The nine hours micro benchmark

time to read 4 min | 739 words

We’ve been running all sort of benchmarks on RavenDB, ranging from micro optimizations to a single heavily used routine that focused on re-ordering the instructions so the CPU can execute them in parallel to large scale load testing and data processing.

This tale is about the later. We have defined 6 indexes over a data set of over 18 million documents with a total size of 57GB. We then run it on a system that had 16GB of RAM (and typically had a lot less actually available).

When we started, we very quickly run out of memory, in fact, our allocations exceeded the database size (so we allocated over 60 GB) before we decided to focus on fixing that. The problem was the scope of the batch, it was too long, and we didn’t reuse the memory inside the same batch. Once that was fixed, we were able to run the performance test successfully.

Total time to run it? Over 9 hours. Granted, this is talking about 6 indexes each needing to go over the entire dataset, so we expect it to take a while, and it is much faster than in previous versions, but that is still far too much.

I should probably explain that the whole point of doing something like that is to see the interference effects. What happen when you have a bunch of competing indexes over the same resources (CPU, memory, disk)?
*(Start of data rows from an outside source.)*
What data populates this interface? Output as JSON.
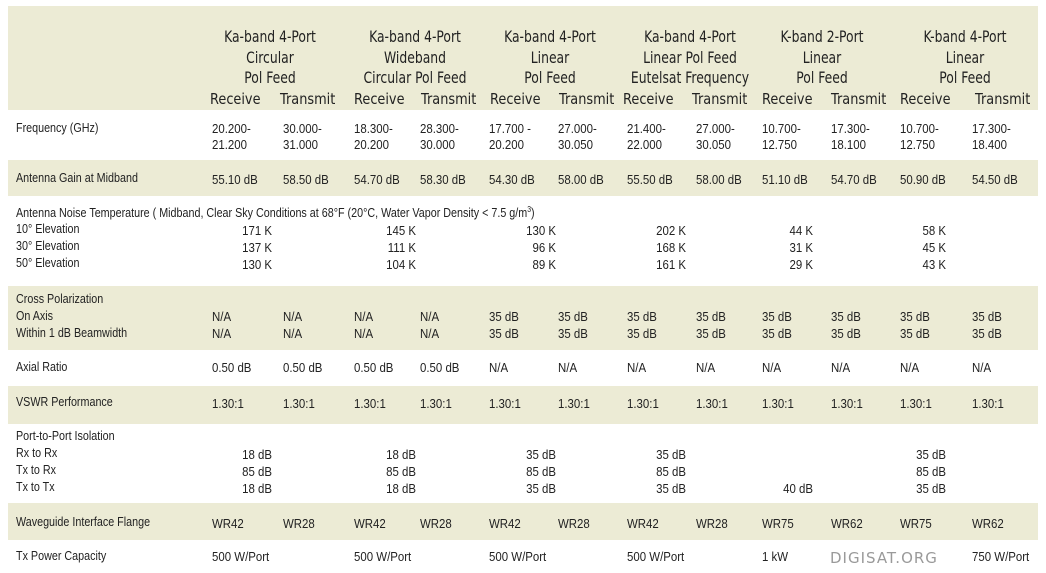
{
  "columns": [
    {
      "title": [
        "Ka-band 4-Port",
        "Circular",
        "Pol Feed"
      ]
    },
    {
      "title": [
        "Ka-band 4-Port",
        "Wideband",
        "Circular Pol Feed"
      ]
    },
    {
      "title": [
        "Ka-band 4-Port",
        "Linear",
        "Pol Feed"
      ]
    },
    {
      "title": [
        "Ka-band 4-Port",
        "Linear Pol Feed",
        "Eutelsat Frequency"
      ]
    },
    {
      "title": [
        "K-band 2-Port",
        "Linear",
        "Pol Feed"
      ]
    },
    {
      "title": [
        "K-band 4-Port",
        "Linear",
        "Pol Feed"
      ]
    }
  ],
  "sub": {
    "receive": "Receive",
    "transmit": "Transmit"
  },
  "rows": {
    "frequency": {
      "label": "Frequency (GHz)",
      "values": [
        [
          "20.200-",
          "21.200"
        ],
        [
          "30.000-",
          "31.000"
        ],
        [
          "18.300-",
          "20.200"
        ],
        [
          "28.300-",
          "30.000"
        ],
        [
          "17.700 -",
          "20.200"
        ],
        [
          "27.000-",
          "30.050"
        ],
        [
          "21.400-",
          "22.000"
        ],
        [
          "27.000-",
          "30.050"
        ],
        [
          "10.700-",
          "12.750"
        ],
        [
          "17.300-",
          "18.100"
        ],
        [
          "10.700-",
          "12.750"
        ],
        [
          "17.300-",
          "18.400"
        ]
      ]
    },
    "gain": {
      "label": "Antenna Gain at Midband",
      "values": [
        "55.10 dB",
        "58.50 dB",
        "54.70 dB",
        "58.30 dB",
        "54.30 dB",
        "58.00 dB",
        "55.50 dB",
        "58.00 dB",
        "51.10 dB",
        "54.70 dB",
        "50.90 dB",
        "54.50 dB"
      ]
    },
    "noise": {
      "label": "Antenna Noise Temperature ( Midband, Clear Sky Conditions at 68°F (20°C, Water Vapor Density < 7.5 g/m",
      "label_sup": "3",
      "label_end": ")",
      "sub_labels": [
        "10° Elevation",
        "30° Elevation",
        "50° Elevation"
      ],
      "values": [
        [
          "171 K",
          "137 K",
          "130 K"
        ],
        [
          "145 K",
          "111 K",
          "104 K"
        ],
        [
          "130 K",
          "96 K",
          "89 K"
        ],
        [
          "202 K",
          "168 K",
          "161 K"
        ],
        [
          "44 K",
          "31 K",
          "29 K"
        ],
        [
          "58 K",
          "45 K",
          "43 K"
        ]
      ]
    },
    "cross": {
      "label": "Cross Polarization",
      "sub_labels": [
        "On Axis",
        "Within 1 dB Beamwidth"
      ],
      "values": [
        [
          "N/A",
          "N/A"
        ],
        [
          "N/A",
          "N/A"
        ],
        [
          "N/A",
          "N/A"
        ],
        [
          "N/A",
          "N/A"
        ],
        [
          "35 dB",
          "35 dB"
        ],
        [
          "35 dB",
          "35 dB"
        ],
        [
          "35 dB",
          "35 dB"
        ],
        [
          "35 dB",
          "35 dB"
        ],
        [
          "35 dB",
          "35 dB"
        ],
        [
          "35 dB",
          "35 dB"
        ],
        [
          "35 dB",
          "35 dB"
        ],
        [
          "35 dB",
          "35 dB"
        ]
      ]
    },
    "axial": {
      "label": "Axial Ratio",
      "values": [
        "0.50 dB",
        "0.50 dB",
        "0.50 dB",
        "0.50 dB",
        "N/A",
        "N/A",
        "N/A",
        "N/A",
        "N/A",
        "N/A",
        "N/A",
        "N/A"
      ]
    },
    "vswr": {
      "label": "VSWR Performance",
      "values": [
        "1.30:1",
        "1.30:1",
        "1.30:1",
        "1.30:1",
        "1.30:1",
        "1.30:1",
        "1.30:1",
        "1.30:1",
        "1.30:1",
        "1.30:1",
        "1.30:1",
        "1.30:1"
      ]
    },
    "isolation": {
      "label": "Port-to-Port Isolation",
      "sub_labels": [
        "Rx to Rx",
        "Tx to Rx",
        "Tx to Tx"
      ],
      "values": [
        [
          "18 dB",
          "85 dB",
          "18 dB"
        ],
        [
          "18 dB",
          "85 dB",
          "18 dB"
        ],
        [
          "35 dB",
          "85 dB",
          "35 dB"
        ],
        [
          "35 dB",
          "85 dB",
          "35 dB"
        ],
        [
          "",
          "",
          "40 dB"
        ],
        [
          "35 dB",
          "85 dB",
          "35 dB"
        ]
      ]
    },
    "flange": {
      "label": "Waveguide Interface Flange",
      "values": [
        "WR42",
        "WR28",
        "WR42",
        "WR28",
        "WR42",
        "WR28",
        "WR42",
        "WR28",
        "WR75",
        "WR62",
        "WR75",
        "WR62"
      ]
    },
    "power": {
      "label": "Tx Power Capacity",
      "values": [
        "500 W/Port",
        "",
        "500 W/Port",
        "",
        "500 W/Port",
        "",
        "500 W/Port",
        "",
        "1 kW",
        "",
        "",
        "750 W/Port"
      ]
    }
  },
  "watermark": "DIGISAT.ORG"
}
Turn out, there is a lot going there, and you can’t really get good profiling results from this kind of run  (to start with, the profiling overhead would push this into a multi day effort), and while we captured some profiling run of shorter stats, we weren’t really able to pinpoint the blame.

So we added the tooling we needed to figure it out, and then put that in the studio. The end result was… not so good.

image_thumb

Yes, that is the studio trying to display the debug information for that benchmark. It… did not go so well for us. In other words, before we could fix the benchmark, we had to optimize the code that would tell us where we are spending all that time in the benchmark Smile.
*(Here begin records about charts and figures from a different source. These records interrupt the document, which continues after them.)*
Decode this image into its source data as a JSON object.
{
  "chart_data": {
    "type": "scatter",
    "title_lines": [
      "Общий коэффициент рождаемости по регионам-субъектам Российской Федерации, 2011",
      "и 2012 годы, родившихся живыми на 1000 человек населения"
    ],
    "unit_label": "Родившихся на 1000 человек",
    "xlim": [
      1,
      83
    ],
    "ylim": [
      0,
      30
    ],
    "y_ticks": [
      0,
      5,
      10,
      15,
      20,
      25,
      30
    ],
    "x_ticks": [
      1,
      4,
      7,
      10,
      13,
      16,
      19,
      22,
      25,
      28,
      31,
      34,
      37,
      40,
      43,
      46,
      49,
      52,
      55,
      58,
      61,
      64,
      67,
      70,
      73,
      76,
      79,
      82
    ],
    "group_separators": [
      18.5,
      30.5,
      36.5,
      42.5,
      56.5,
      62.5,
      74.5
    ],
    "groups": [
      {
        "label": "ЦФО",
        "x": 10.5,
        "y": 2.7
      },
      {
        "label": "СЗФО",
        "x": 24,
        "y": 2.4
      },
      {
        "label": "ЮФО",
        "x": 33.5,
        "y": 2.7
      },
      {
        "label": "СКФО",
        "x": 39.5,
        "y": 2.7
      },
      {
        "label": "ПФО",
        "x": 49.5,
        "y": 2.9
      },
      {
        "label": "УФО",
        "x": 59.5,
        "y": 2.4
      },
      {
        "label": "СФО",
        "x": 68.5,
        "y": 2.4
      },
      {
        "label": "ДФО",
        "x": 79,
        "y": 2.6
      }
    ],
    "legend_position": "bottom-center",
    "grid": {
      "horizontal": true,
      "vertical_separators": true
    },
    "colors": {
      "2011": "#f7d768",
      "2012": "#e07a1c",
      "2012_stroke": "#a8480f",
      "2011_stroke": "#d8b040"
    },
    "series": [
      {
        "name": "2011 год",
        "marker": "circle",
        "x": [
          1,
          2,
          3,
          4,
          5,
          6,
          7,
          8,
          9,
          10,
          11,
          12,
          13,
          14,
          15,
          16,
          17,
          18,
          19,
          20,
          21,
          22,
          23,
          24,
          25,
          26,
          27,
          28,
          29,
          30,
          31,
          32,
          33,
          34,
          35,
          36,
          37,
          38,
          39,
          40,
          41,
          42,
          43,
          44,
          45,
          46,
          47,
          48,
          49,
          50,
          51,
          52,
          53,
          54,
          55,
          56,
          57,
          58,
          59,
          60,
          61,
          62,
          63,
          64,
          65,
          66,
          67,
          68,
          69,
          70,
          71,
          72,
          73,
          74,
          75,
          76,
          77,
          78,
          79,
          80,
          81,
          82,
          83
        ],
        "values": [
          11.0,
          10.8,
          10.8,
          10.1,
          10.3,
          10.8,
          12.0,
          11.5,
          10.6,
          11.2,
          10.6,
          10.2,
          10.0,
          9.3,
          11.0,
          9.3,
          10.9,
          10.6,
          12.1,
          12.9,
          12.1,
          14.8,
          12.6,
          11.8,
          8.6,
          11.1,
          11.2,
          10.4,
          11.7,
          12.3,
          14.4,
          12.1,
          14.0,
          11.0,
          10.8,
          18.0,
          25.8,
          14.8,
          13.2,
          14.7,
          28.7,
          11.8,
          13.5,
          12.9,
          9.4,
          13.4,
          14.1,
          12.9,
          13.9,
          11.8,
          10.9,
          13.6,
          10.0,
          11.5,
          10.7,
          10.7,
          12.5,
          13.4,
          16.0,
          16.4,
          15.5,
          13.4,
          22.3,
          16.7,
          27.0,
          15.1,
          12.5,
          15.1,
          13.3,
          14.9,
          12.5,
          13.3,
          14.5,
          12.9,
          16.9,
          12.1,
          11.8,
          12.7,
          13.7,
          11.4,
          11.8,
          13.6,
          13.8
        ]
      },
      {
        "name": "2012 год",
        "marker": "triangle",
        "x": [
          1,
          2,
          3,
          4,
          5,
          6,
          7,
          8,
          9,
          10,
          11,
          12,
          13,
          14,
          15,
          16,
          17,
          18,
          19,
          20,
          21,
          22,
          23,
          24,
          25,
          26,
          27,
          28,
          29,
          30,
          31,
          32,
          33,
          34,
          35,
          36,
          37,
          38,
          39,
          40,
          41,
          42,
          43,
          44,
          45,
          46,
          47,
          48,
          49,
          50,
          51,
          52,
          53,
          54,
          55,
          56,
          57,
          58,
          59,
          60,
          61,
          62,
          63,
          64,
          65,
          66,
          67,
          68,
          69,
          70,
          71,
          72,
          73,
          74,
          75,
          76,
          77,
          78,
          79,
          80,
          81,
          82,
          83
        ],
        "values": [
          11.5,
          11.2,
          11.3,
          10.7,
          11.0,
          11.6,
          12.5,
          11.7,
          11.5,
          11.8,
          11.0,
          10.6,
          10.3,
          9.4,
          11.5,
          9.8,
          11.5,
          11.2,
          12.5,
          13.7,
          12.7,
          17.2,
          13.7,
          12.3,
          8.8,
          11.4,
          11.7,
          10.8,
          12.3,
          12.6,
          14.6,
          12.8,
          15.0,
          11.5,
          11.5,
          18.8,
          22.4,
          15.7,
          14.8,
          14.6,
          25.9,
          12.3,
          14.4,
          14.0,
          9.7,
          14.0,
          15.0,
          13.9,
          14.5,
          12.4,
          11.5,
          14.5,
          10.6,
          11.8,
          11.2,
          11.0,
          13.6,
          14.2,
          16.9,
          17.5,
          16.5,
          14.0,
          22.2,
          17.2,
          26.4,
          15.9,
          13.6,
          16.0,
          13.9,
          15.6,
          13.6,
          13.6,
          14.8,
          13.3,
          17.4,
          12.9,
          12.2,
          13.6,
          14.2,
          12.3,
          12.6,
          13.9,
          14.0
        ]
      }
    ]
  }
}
As it turned out, the problem was that our code was optimizing for problems we no loner had. Basically, in RavenDB 3.x we have to take into account our memory usage, and pretty much all of it is managed memory. That lead to some interesting problems, to whit, we don’t know how much memory we use. The fact that a document is size so and so when serialized to disk means exactly squat with regards to how much it is actually going to take in memory. And because too much allocations lead to higher GC costs down the road, we put term limits on the size of the indexing batches we’ll process.
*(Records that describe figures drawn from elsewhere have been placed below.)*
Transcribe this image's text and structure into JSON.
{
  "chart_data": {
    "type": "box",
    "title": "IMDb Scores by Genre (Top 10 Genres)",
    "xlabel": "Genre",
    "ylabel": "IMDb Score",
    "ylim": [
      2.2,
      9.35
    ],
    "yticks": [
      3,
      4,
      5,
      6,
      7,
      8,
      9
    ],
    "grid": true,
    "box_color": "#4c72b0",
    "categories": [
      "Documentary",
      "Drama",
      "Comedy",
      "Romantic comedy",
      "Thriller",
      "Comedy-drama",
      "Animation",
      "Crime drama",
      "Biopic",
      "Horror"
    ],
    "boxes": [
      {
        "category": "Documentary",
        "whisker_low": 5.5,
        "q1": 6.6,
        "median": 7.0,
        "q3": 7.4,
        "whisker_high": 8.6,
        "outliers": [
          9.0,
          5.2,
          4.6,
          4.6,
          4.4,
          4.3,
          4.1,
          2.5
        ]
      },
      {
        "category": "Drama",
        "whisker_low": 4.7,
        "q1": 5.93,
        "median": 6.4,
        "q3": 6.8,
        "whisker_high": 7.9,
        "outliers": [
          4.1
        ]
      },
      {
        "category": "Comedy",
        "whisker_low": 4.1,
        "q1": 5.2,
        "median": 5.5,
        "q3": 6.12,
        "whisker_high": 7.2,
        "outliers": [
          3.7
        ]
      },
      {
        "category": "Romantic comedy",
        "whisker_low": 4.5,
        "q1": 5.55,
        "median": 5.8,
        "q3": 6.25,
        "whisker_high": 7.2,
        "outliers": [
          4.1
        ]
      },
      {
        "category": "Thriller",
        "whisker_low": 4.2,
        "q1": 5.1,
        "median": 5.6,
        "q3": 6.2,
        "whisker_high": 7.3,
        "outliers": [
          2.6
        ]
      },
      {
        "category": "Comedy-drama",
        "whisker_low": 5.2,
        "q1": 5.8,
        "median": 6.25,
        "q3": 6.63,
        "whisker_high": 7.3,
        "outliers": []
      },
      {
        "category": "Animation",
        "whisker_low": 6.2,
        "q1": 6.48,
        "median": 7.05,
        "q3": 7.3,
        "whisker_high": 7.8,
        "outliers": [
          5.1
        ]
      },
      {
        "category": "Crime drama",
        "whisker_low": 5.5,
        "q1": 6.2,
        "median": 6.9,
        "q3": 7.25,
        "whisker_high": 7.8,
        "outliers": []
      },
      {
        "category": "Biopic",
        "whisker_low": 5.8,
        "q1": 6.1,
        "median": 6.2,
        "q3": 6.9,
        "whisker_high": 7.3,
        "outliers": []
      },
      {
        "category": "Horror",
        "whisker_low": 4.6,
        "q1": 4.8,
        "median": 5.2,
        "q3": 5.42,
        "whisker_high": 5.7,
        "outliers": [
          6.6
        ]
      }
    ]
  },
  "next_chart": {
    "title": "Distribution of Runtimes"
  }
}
Effectively, we will take a certain amount of documents to process in a batch, and then complete the batch. All the memory we used in the batch will go away, and hopefully we didn’t push too much of it into higher generations. But the real costs that we have in RavenDB 4.x are very different. To start with, we use a lot less managed operations, and we use Voron for pretty much everything. That means that our costs has now shifted, instead of worrying about releasing the memory as quickly as possible, we need to worry about reducing the number of times we go to disk.

As it turns out, artificially reducing the batch size results in us processing more batches, which require us to hit the disk a lot more. The same logic applies to RavenDB 3.x (and we have users who have configured RavenDB to have very long batches for exactly that reason), but that come at GC cost that simply does not exist in RavenDB 4.0.

The immediate solution was to remove all the batch limits and see what would happen. Overall performance had doubled. We were able to process the same amount of information in about half the time. And that is before we did deep dive with a profiler to seek inefficiencies.